Indeed, it appears that Israel did all this in its sleep. Otherwise, it would be impossible to explain how it happened that these steps simply enhanced Iran’s nuclear capabilities. And what does Bennett suggest doing now? “If there is a return to the nuclear agreement, Israel is not a party to it and is not obligated to it,” Bennett threatens.
He’s right. Israel isn’t a party to the agreement because none of the parties invited it to participate in the deliberations. Bennett has again forgotten the extent to which Israel tried to become a party to the negotiations, at least to voice its reservations, to seek to change several of the provisions that it viewed as critical. But it got none of that. It was totally excluded. And due to all the Israeli anti-Iranian tactical maneuvering, the United States and its allies became fed up with hearing the “voice of Israel.”

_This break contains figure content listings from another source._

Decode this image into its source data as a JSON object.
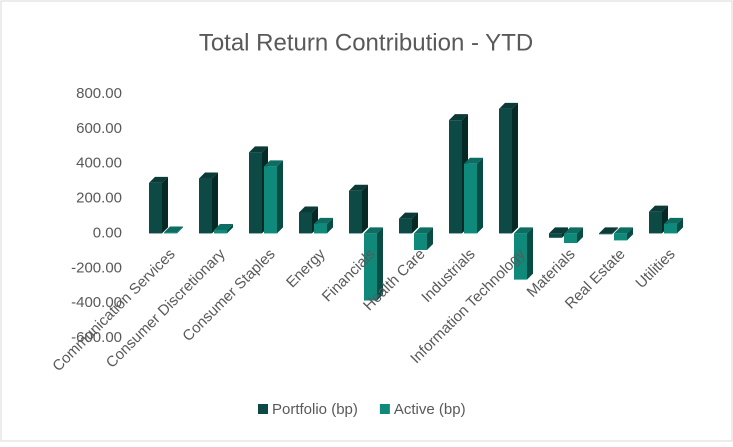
{
  "chart_data": {
    "type": "bar3d",
    "title": "Total Return Contribution - YTD",
    "categories": [
      "Communication Services",
      "Consumer Discretionary",
      "Consumer Staples",
      "Energy",
      "Financials",
      "Health Care",
      "Industrials",
      "Information Technology",
      "Materials",
      "Real Estate",
      "Utilities"
    ],
    "series": [
      {
        "name": "Portfolio (bp)",
        "color": "#0d4a45",
        "values": [
          290,
          315,
          465,
          120,
          245,
          85,
          650,
          715,
          -25,
          -5,
          125
        ]
      },
      {
        "name": "Active (bp)",
        "color": "#0f8a7a",
        "values": [
          5,
          20,
          385,
          55,
          -385,
          -95,
          400,
          -265,
          -55,
          -40,
          55
        ]
      }
    ],
    "ylim": [
      -600,
      800
    ],
    "yticks": [
      {
        "value": -600,
        "label": "-600.00"
      },
      {
        "value": -400,
        "label": "-400.00"
      },
      {
        "value": -200,
        "label": "-200.00"
      },
      {
        "value": 0,
        "label": "0.00"
      },
      {
        "value": 200,
        "label": "200.00"
      },
      {
        "value": 400,
        "label": "400.00"
      },
      {
        "value": 600,
        "label": "600.00"
      },
      {
        "value": 800,
        "label": "800.00"
      }
    ],
    "grid": false,
    "legend": "bottom"
  }
}
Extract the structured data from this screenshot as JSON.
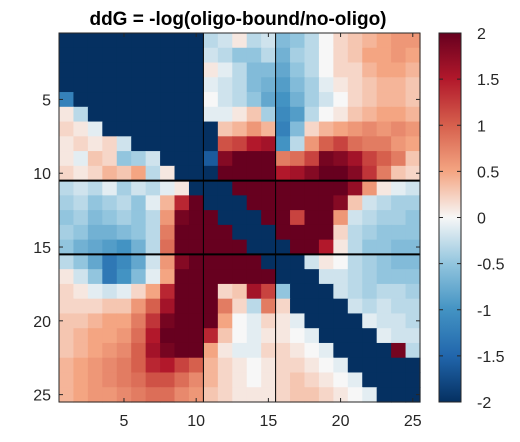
{
  "chart_data": {
    "type": "heatmap",
    "title": "ddG = -log(oligo-bound/no-oligo)",
    "xlabel": "",
    "ylabel": "",
    "xlim": [
      0.5,
      25.5
    ],
    "ylim": [
      25.5,
      0.5
    ],
    "x_ticks": [
      5,
      10,
      15,
      20,
      25
    ],
    "y_ticks": [
      5,
      10,
      15,
      20,
      25
    ],
    "colorbar": {
      "min": -2,
      "max": 2,
      "ticks": [
        "2",
        "1.5",
        "1",
        "0.5",
        "0",
        "-0.5",
        "-1",
        "-1.5",
        "-2"
      ],
      "colormap": [
        "#053061",
        "#2166ac",
        "#4393c3",
        "#92c5de",
        "#f7f7f7",
        "#f4a582",
        "#d6604d",
        "#b2182b",
        "#67001f"
      ]
    },
    "divider_lines": {
      "x": [
        10.5,
        15.5
      ],
      "y": [
        10.5,
        15.5
      ]
    },
    "values": [
      [
        -2,
        -2,
        -2,
        -2,
        -2,
        -2,
        -2,
        -2,
        -2,
        -2,
        -0.3,
        -0.2,
        0.1,
        -0.3,
        -0.2,
        -0.6,
        -0.5,
        -0.3,
        0,
        0.2,
        0.3,
        0.4,
        0.5,
        0.6,
        0.6
      ],
      [
        -2,
        -2,
        -2,
        -2,
        -2,
        -2,
        -2,
        -2,
        -2,
        -2,
        -0.2,
        -0.3,
        -0.5,
        -0.5,
        -0.3,
        -0.7,
        -0.4,
        -0.3,
        0,
        0.2,
        0.3,
        0.5,
        0.5,
        0.6,
        0.5
      ],
      [
        -2,
        -2,
        -2,
        -2,
        -2,
        -2,
        -2,
        -2,
        -2,
        -2,
        0.1,
        -0.1,
        -0.3,
        -0.6,
        -0.6,
        -0.8,
        -0.5,
        -0.3,
        0,
        0.2,
        0.2,
        0.4,
        0.5,
        0.5,
        0.4
      ],
      [
        -2,
        -2,
        -2,
        -2,
        -2,
        -2,
        -2,
        -2,
        -2,
        -2,
        -0.1,
        -0.2,
        -0.3,
        -0.6,
        -0.7,
        -0.9,
        -0.6,
        -0.4,
        -0.1,
        0.1,
        0.2,
        0.3,
        0.4,
        0.4,
        0.3
      ],
      [
        -1.2,
        -2,
        -2,
        -2,
        -2,
        -2,
        -2,
        -2,
        -2,
        -2,
        0,
        -0.2,
        -0.3,
        -0.5,
        -0.8,
        -1.0,
        -0.7,
        -0.4,
        -0.2,
        0,
        0.2,
        0.3,
        0.4,
        0.4,
        0.3
      ],
      [
        0.1,
        -0.3,
        -2,
        -2,
        -2,
        -2,
        -2,
        -2,
        -2,
        -2,
        -0.1,
        -0.1,
        0.1,
        0.3,
        -0.4,
        -1.1,
        -0.9,
        -0.3,
        0,
        0.1,
        0.3,
        0.4,
        0.5,
        0.5,
        0.4
      ],
      [
        0.2,
        0.1,
        -0.1,
        -2,
        -2,
        -2,
        -2,
        -2,
        -2,
        -2,
        -2,
        0.3,
        0.4,
        0.6,
        0.4,
        -1.2,
        -0.6,
        0.2,
        0.4,
        0.5,
        0.6,
        0.7,
        0.6,
        0.7,
        0.6
      ],
      [
        0.1,
        0.2,
        0.1,
        0.2,
        -0.2,
        -2,
        -2,
        -2,
        -2,
        -2,
        -2,
        1.1,
        1.2,
        1.5,
        1.6,
        -1.0,
        -0.3,
        0.6,
        1.0,
        1.2,
        0.9,
        0.8,
        0.8,
        0.6,
        0.5
      ],
      [
        0.1,
        -0.1,
        0.3,
        0.2,
        -0.5,
        -0.4,
        -0.2,
        -2,
        -2,
        -2,
        -1.6,
        1.8,
        2,
        2,
        2,
        0.8,
        0.9,
        1.2,
        1.9,
        1.8,
        1.6,
        1.2,
        1.0,
        0.8,
        0.3
      ],
      [
        0.2,
        0.1,
        0.2,
        0.4,
        0.3,
        0.5,
        -0.3,
        0.1,
        -2,
        -2,
        -2,
        2,
        2,
        2,
        2,
        1.5,
        1.6,
        1.8,
        2,
        2,
        1.8,
        1.3,
        0.8,
        0.3,
        0.2
      ],
      [
        -0.3,
        -0.2,
        -0.3,
        -0.1,
        -0.4,
        -0.2,
        -0.3,
        -0.1,
        0.1,
        -2,
        -2,
        -2,
        2,
        2,
        2,
        2,
        2,
        2,
        2,
        2,
        1.7,
        0.6,
        0.1,
        -0.1,
        -0.2
      ],
      [
        -0.4,
        -0.3,
        -0.5,
        -0.4,
        -0.3,
        -0.5,
        -0.1,
        0.4,
        1.4,
        2,
        -2,
        -2,
        -2,
        2,
        2,
        2,
        2,
        2,
        2,
        1.8,
        0.3,
        -0.2,
        -0.3,
        -0.4,
        -0.4
      ],
      [
        -0.5,
        -0.4,
        -0.6,
        -0.5,
        -0.4,
        -0.5,
        -0.3,
        0.6,
        1.9,
        2,
        2,
        -2,
        -2,
        -2,
        2,
        2,
        1.2,
        2,
        2,
        0.6,
        -0.2,
        -0.3,
        -0.4,
        -0.4,
        -0.5
      ],
      [
        -0.4,
        -0.5,
        -0.7,
        -0.7,
        -0.6,
        -0.5,
        -0.3,
        0.8,
        2,
        2,
        2,
        2,
        -2,
        -2,
        -2,
        2,
        2,
        2,
        2,
        0.2,
        -0.3,
        -0.4,
        -0.5,
        -0.5,
        -0.5
      ],
      [
        -0.5,
        -0.7,
        -0.8,
        -0.9,
        -1.0,
        -0.7,
        -0.3,
        0.9,
        2,
        2,
        2,
        2,
        2,
        -2,
        -2,
        -2,
        2,
        2,
        1.5,
        0.1,
        -0.3,
        -0.5,
        -0.5,
        -0.6,
        -0.6
      ],
      [
        -0.3,
        -0.5,
        -0.8,
        -1.3,
        -1.1,
        -0.8,
        -0.2,
        0.6,
        1.8,
        2,
        2,
        2,
        2,
        2,
        -2,
        -2,
        -2,
        -0.2,
        0.1,
        0,
        -0.3,
        -0.4,
        -0.5,
        -0.6,
        -0.6
      ],
      [
        0.1,
        -0.2,
        -0.5,
        -1.3,
        -1.0,
        -0.6,
        -0.1,
        0.5,
        2,
        2,
        2,
        2,
        2,
        2,
        2,
        -2,
        -2,
        -2,
        -0.2,
        -0.2,
        -0.3,
        -0.4,
        -0.5,
        -0.5,
        -0.5
      ],
      [
        0.2,
        0.1,
        -0.1,
        -0.2,
        -0.1,
        0.2,
        0.5,
        1.4,
        2,
        2,
        2,
        0.2,
        0.3,
        1.6,
        1.2,
        -0.5,
        -2,
        -2,
        -2,
        -0.2,
        -0.3,
        -0.4,
        -0.3,
        -0.3,
        -0.4
      ],
      [
        0.2,
        0.2,
        0.2,
        0.3,
        0.3,
        0.6,
        1.0,
        1.6,
        2,
        2,
        2,
        0.8,
        0.2,
        -0.3,
        0.8,
        0.2,
        -2,
        -2,
        -2,
        -2,
        -0.2,
        -0.3,
        -0.2,
        -0.3,
        -0.3
      ],
      [
        0.3,
        0.3,
        0.4,
        0.5,
        0.5,
        0.8,
        1.3,
        1.9,
        2,
        2,
        2,
        0.5,
        0,
        -0.1,
        0.2,
        0.1,
        -0.1,
        -2,
        -2,
        -2,
        -2,
        -0.1,
        -0.2,
        -0.2,
        -0.3
      ],
      [
        0.3,
        0.4,
        0.5,
        0.5,
        0.6,
        0.9,
        1.5,
        2,
        2,
        2,
        1.4,
        0.3,
        0,
        -0.1,
        0.1,
        0.1,
        0,
        -0.1,
        -2,
        -2,
        -2,
        -2,
        -0.1,
        -0.2,
        -0.2
      ],
      [
        0.3,
        0.4,
        0.5,
        0.6,
        0.7,
        1.0,
        1.6,
        1.9,
        2,
        2,
        0.5,
        0.1,
        -0.1,
        -0.1,
        0.2,
        0.2,
        0.1,
        0,
        -0.1,
        -2,
        -2,
        -2,
        -2,
        1.9,
        -0.3
      ],
      [
        0.4,
        0.5,
        0.6,
        0.7,
        0.8,
        1.0,
        1.4,
        1.5,
        1.2,
        1.0,
        0.4,
        0.2,
        0.1,
        0,
        0.1,
        0.2,
        0.2,
        0.1,
        0,
        -0.1,
        -2,
        -2,
        -2,
        -2,
        -2
      ],
      [
        0.4,
        0.5,
        0.6,
        0.7,
        0.8,
        0.9,
        1.1,
        1.1,
        0.9,
        0.7,
        0.4,
        0.2,
        0.1,
        0,
        0.1,
        0.2,
        0.3,
        0.2,
        0.1,
        0,
        -0.1,
        -2,
        -2,
        -2,
        -2
      ],
      [
        0.4,
        0.5,
        0.6,
        0.6,
        0.7,
        0.8,
        0.9,
        0.9,
        0.7,
        0.6,
        0.3,
        0.2,
        0.1,
        0.1,
        0.1,
        0.2,
        0.3,
        0.3,
        0.2,
        0.1,
        0,
        -0.1,
        -2,
        -2,
        -2
      ]
    ]
  }
}
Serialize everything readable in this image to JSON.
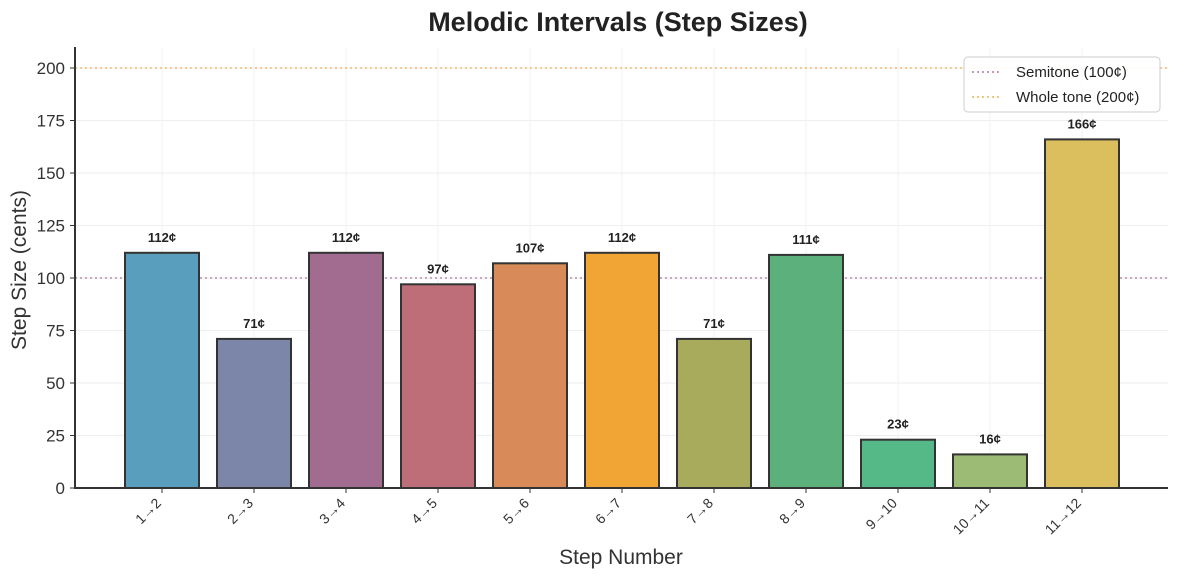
{
  "chart_data": {
    "type": "bar",
    "title": "Melodic Intervals (Step Sizes)",
    "xlabel": "Step Number",
    "ylabel": "Step Size (cents)",
    "ylim": [
      0,
      210
    ],
    "yticks": [
      0,
      25,
      50,
      75,
      100,
      125,
      150,
      175,
      200
    ],
    "categories": [
      "1→2",
      "2→3",
      "3→4",
      "4→5",
      "5→6",
      "6→7",
      "7→8",
      "8→9",
      "9→10",
      "10→11",
      "11→12"
    ],
    "values": [
      112,
      71,
      112,
      97,
      107,
      112,
      71,
      111,
      23,
      16,
      166
    ],
    "value_labels": [
      "112¢",
      "71¢",
      "112¢",
      "97¢",
      "107¢",
      "112¢",
      "71¢",
      "111¢",
      "23¢",
      "16¢",
      "166¢"
    ],
    "bar_colors": [
      "#5a9ebd",
      "#7b86a8",
      "#a26b90",
      "#bd6e78",
      "#d88a58",
      "#f0a535",
      "#a8ab5c",
      "#5cb07c",
      "#55b887",
      "#9cbb74",
      "#dbbf5f"
    ],
    "grid": true,
    "legend_position": "top-right",
    "reference_lines": [
      {
        "name": "Semitone (100¢)",
        "value": 100,
        "color": "#b07aa1"
      },
      {
        "name": "Whole tone (200¢)",
        "value": 200,
        "color": "#f0b050"
      }
    ]
  }
}
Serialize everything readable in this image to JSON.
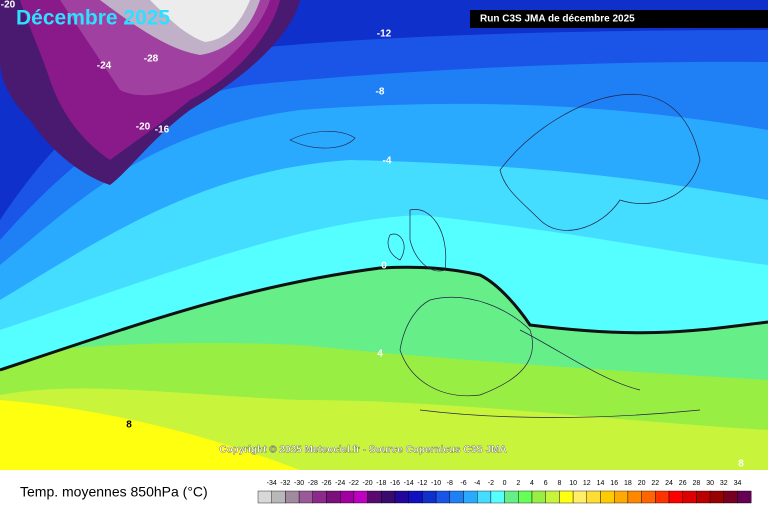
{
  "header": {
    "title": "Décembre 2025",
    "run": "Run C3S JMA de décembre 2025"
  },
  "contour_labels": [
    "-20",
    "-24",
    "-28",
    "-20",
    "-16",
    "-12",
    "-8",
    "-4",
    "0",
    "4",
    "8",
    "8"
  ],
  "copyright": "Copyright © 2025 Meteociel.fr - Source Copernicus C3S JMA",
  "legend": {
    "title": "Temp. moyennes 850hPa (°C)",
    "labels": [
      "-34",
      "-32",
      "-30",
      "-28",
      "-26",
      "-24",
      "-22",
      "-20",
      "-18",
      "-16",
      "-14",
      "-12",
      "-10",
      "-8",
      "-6",
      "-4",
      "-2",
      "0",
      "2",
      "4",
      "6",
      "8",
      "10",
      "12",
      "14",
      "16",
      "18",
      "20",
      "22",
      "24",
      "26",
      "28",
      "30",
      "32",
      "34"
    ]
  }
}
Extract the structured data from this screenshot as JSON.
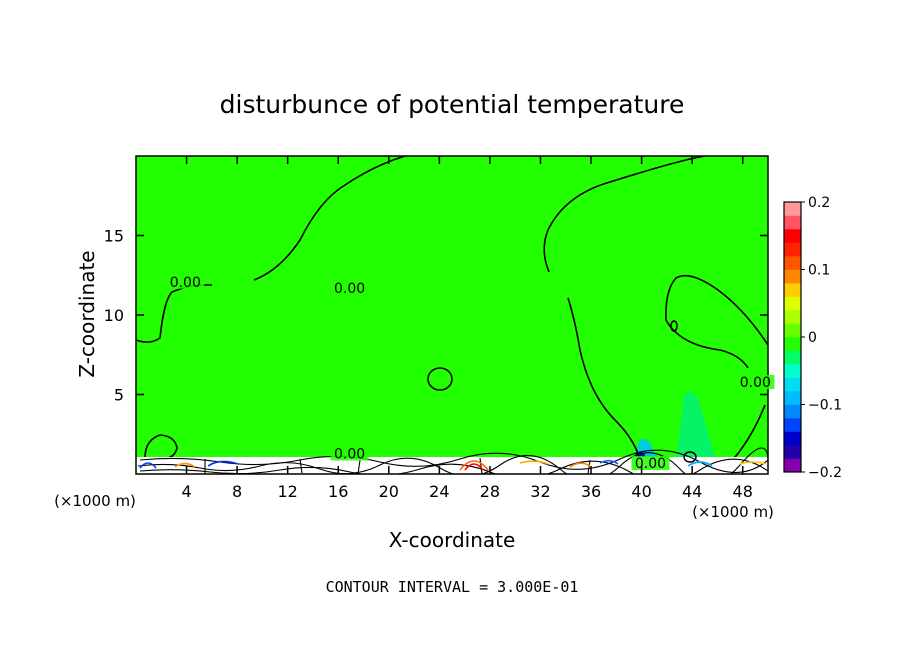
{
  "chart_data": {
    "type": "heatmap",
    "title": "disturbunce of potential temperature",
    "xlabel": "X-coordinate",
    "ylabel": "Z-coordinate",
    "x_unit": "(×1000 m)",
    "z_unit": "(×1000 m)",
    "xlim": [
      0,
      50
    ],
    "ylim": [
      0,
      20
    ],
    "x_ticks": [
      4,
      8,
      12,
      16,
      20,
      24,
      28,
      32,
      36,
      40,
      44,
      48
    ],
    "y_ticks": [
      5,
      10,
      15
    ],
    "contour_interval_text": "CONTOUR INTERVAL = 3.000E-01",
    "contour_labels": [
      {
        "text": "0.00",
        "x": 3.9,
        "z": 11.9
      },
      {
        "text": "0.00",
        "x": 16.9,
        "z": 1.1
      },
      {
        "text": "0.00",
        "x": 16.9,
        "z": 11.5
      },
      {
        "text": "0.00",
        "x": 49.0,
        "z": 5.6
      },
      {
        "text": "0.00",
        "x": 40.7,
        "z": 0.5
      }
    ],
    "colorbar": {
      "min": -0.2,
      "max": 0.2,
      "tick_values": [
        0.2,
        0.1,
        0,
        -0.1,
        -0.2
      ],
      "tick_labels": [
        "0.2",
        "0.1",
        "0",
        "−0.1",
        "−0.2"
      ],
      "colors": [
        "#8800aa",
        "#2200aa",
        "#0000cc",
        "#0044ff",
        "#0088ff",
        "#00bbff",
        "#00ddee",
        "#00ffcc",
        "#00ff66",
        "#22ff00",
        "#66ff00",
        "#aaff00",
        "#ddff00",
        "#ffcc00",
        "#ff8800",
        "#ff5500",
        "#ff2200",
        "#ff0000",
        "#ff5566",
        "#ff9999"
      ]
    },
    "background_value": 0
  }
}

When it comes to Israel not being committed to the agreement, here Bennett has resorted to every possible arrogance, delusion of grandeur and foolishness that a country dependent on broad international backing, particular that of the U.S., could permit to itself. It will be interesting to see what Israel does if President Joe Biden uses the same reasoning to say that he is also not committed to agreements reached in 1969 between Golda Meir and President Richard Nixon on the Israeli nuclear question and demands that Israel sign the international nuclear non-proliferation treaty.
And what if he simply makes do with delaying Israeli arms purchase deals? He has already done that with several countries that are considered America’s allies. Bennett can always explain that he was talking in his sleep.